I need your help regarding accessing items from a tree using GHPython. Please see attached image:

Here is the corresponding GH file: (7.2 KB)

What is the correct way to access the individual elements (like the green marked 11.4 in this example)? I tried tree_to_list from treehelpers, but for some reason, although I can access the {0;x} elements, I cannot access the {1;x} elements.

Shoould be really easy… for someone who knows how to do it.

How can I check programmatically that there is {0;x} and {1;x} but no {2;x} ?

Is there an article / video you could recommend to better understand the topic? I already watched some videos about data trees, but when it comes to the details, I am still lost. :frowning:

Thank you for your support.

Just found that x.Branch(5)[1][0] works. But this is not a very elegant solution. How to get there using something like …{1;1}[1][0] ?

Try this, maybe it will gve you some ideas:

import ghpythonlib.treehelpers as th
import Grasshopper.Kernel.Data.GH_Path as gp

print x.BranchCount # 8 
print len(x.Branch(0)) # 6
print x.DataCount   # 48 = 8 x 6

print x.Branch(3)[1].X
print x.Branch(5)[1].X

print x.Path(0)

path = gp(1,0)
print x.PathExists(path)

for i in x.Paths:
    if i[0]==1: print i

also this:


Thanks @Adam_M that works nicely and has everything I need to continue!

Therefore I marked your answer as the solution.

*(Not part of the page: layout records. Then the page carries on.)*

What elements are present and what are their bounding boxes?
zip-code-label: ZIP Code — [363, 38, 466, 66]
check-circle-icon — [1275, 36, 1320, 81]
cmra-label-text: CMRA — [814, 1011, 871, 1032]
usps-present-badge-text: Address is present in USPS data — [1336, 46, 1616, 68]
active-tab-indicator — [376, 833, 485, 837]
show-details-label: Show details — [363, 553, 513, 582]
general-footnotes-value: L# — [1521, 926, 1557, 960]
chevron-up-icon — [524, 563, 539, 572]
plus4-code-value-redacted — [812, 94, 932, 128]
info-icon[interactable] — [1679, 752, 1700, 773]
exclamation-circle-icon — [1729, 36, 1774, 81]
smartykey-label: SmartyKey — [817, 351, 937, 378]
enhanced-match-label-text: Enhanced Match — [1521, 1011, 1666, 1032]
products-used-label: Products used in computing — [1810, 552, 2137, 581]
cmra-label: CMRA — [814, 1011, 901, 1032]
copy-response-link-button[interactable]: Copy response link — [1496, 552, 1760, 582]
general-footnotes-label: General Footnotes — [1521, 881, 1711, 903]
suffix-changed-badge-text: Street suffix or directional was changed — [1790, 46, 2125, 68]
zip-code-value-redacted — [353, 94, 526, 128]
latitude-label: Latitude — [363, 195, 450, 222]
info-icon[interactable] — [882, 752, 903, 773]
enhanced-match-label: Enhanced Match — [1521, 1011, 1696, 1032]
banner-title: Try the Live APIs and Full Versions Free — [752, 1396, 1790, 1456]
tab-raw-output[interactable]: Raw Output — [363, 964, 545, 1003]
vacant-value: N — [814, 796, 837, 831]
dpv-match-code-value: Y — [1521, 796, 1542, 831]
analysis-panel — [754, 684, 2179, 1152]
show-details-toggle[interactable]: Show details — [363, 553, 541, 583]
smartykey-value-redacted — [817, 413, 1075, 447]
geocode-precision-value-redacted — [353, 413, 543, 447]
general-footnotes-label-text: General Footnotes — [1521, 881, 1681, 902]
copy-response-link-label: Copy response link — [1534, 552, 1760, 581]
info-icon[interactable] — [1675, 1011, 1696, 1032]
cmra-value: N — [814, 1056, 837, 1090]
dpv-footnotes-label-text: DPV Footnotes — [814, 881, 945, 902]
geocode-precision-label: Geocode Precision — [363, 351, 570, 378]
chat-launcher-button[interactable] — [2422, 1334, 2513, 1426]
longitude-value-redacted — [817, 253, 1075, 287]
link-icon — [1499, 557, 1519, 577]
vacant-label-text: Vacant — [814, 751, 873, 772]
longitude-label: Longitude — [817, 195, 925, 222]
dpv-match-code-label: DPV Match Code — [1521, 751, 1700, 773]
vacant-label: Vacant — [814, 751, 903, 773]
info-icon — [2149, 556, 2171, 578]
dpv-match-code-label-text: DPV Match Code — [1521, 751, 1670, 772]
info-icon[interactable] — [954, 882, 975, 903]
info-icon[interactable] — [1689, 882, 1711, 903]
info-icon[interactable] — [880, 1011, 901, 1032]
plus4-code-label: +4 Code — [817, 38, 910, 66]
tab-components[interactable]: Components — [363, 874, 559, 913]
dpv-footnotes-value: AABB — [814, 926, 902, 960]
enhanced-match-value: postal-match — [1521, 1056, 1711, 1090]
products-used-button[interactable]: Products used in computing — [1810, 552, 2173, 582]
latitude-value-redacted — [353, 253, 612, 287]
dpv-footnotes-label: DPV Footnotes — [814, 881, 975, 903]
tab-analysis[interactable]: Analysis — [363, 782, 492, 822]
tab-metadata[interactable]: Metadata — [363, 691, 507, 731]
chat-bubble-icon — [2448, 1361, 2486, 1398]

One thing was missing, so in case anyone out there now wants to know how to access the red marked “13.5” from my initial post - it is now pretty easy (based on the solution):

print x.Branch(gp(1,1))[1][0]

Means branch {1;1} list element 1 index 0

Thanks @inno for showing this solution. I tried it and it works perfectly as well. So now I have two different solutions that both work properly. Unfortunately I can only mark one as the solution. But yours is one as well.

to get to 13.5 value using the method from @inno, it would be

print test[1][1][1][0]


print test[1][1][1].X